Rep. David Bates is the primary sponsor of HB 562, a 2015 that makes several changes to the law governing the distribution of state funds to schools. For example, this bill eliminates stabilization grants for municipalities whose Statewide Education Property Tax (SWEPT) exceeds the total calculated cost of an adequate education.
Rep. Kenneth Weyler is the primary sponsor of HB 563, a 2015 bill that provides that funding for chartered public school pupils shall be based on 50% of the most recently available statewide average cost per pupil for public school pupils. Based on the current average cost per pupil, this would roughly double funding for charter school students.
Rep. Michael Brewster is the primary sponsor of HB 623, which uses tobacco tax and tobacco settlement funds to reduce the education property tax.
Rep. Dan McGuire is the primary sponsor of HB 630, which allows video lottery machines in establishments with a liquor license, and uses funds from the video lottery machines to offset the education property tax.

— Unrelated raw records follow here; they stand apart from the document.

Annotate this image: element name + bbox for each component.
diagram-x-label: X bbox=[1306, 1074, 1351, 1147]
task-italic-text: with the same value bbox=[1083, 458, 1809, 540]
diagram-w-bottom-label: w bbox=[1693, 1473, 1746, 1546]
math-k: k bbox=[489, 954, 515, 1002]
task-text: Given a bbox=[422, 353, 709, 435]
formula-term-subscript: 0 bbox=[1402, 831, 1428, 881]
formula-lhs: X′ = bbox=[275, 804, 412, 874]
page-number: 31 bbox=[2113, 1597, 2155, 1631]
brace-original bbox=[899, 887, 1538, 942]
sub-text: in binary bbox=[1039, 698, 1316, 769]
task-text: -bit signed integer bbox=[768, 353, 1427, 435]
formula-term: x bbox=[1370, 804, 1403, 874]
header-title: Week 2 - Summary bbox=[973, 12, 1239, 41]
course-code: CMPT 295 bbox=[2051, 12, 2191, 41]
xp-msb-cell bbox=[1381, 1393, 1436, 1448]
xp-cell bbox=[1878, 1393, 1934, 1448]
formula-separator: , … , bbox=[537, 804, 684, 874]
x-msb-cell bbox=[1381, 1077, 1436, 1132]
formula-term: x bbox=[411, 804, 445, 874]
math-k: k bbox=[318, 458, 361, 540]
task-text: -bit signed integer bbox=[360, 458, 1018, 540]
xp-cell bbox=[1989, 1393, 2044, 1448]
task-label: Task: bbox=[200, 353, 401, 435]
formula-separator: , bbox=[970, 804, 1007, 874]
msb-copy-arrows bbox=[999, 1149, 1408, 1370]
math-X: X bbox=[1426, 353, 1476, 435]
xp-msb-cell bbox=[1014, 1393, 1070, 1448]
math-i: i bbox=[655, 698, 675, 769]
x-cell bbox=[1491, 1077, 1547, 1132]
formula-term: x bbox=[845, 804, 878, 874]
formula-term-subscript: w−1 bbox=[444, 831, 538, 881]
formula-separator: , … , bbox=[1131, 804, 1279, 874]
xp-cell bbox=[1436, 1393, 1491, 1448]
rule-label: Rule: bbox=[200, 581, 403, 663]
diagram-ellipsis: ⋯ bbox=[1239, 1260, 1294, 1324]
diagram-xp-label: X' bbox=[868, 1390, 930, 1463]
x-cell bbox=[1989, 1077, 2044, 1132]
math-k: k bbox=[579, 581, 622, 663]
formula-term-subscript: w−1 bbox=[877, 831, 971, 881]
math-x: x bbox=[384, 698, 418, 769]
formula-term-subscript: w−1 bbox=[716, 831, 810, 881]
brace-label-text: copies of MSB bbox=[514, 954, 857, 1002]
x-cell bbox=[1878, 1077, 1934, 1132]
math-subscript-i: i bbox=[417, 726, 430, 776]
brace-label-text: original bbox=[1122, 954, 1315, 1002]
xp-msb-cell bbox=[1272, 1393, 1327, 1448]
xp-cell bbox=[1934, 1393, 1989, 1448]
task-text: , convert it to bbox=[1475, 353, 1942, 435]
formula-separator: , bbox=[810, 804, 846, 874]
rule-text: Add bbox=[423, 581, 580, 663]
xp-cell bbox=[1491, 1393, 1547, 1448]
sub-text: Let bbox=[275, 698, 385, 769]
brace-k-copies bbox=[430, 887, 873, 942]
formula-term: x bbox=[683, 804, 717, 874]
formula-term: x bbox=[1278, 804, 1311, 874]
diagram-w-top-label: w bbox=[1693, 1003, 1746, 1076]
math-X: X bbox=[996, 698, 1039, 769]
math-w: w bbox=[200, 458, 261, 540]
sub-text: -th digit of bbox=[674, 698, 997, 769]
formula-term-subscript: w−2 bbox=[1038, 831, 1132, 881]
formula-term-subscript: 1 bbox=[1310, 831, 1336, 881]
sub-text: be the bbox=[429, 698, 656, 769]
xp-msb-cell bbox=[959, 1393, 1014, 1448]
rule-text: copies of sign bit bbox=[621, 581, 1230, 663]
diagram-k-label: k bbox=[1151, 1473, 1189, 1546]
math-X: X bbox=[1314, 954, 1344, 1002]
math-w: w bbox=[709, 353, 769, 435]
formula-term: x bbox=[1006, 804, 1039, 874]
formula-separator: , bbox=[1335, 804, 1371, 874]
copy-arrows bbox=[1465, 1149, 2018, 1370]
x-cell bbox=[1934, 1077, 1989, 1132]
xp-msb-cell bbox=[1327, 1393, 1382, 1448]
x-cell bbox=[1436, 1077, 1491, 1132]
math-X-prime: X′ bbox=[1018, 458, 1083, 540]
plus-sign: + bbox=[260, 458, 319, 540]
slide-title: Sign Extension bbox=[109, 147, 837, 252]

Rep. Gilman Shattuck was the primary sponsor of HB 680, which makes various changes to the laws governing the statewide education property tax. In particular, this bill establishes the rate of the statewide education tax at $8 per 1,000 of the value of taxable property and transfers the authority to collect the education property tax from the municipalities to the Department of Revenue Administration. This bill establishes a homestead exemption from the education property tax for the first $250,000 of assessed value of homestead property. The bill also requires an annual transfer of $150,000,000 from the education trust fund to the general fund. The House killed that bill in March.
Sen. Nancy Stiles is the primary sponsor of SB 227, a 2015 bill that makes various changes to the method of calculating, distributing, and reporting education grants to municipalities, and repeals the provisions relating to differentiated aid.
Sen. David Watters was the primary sponsor of SB 228, a 2015 bill that increases education grants for municipalities, increases funding for pupils attending full-day kindergarten programs, and decreases stabilization grants to municipalities which have less than the state average number of pupils receiving a free or reduced price lunch. The Department of Education estimates this bill will increase state education trust fund expenditures and local revenues by $2,105,715 in 2016. The Senate tabled the bill in March.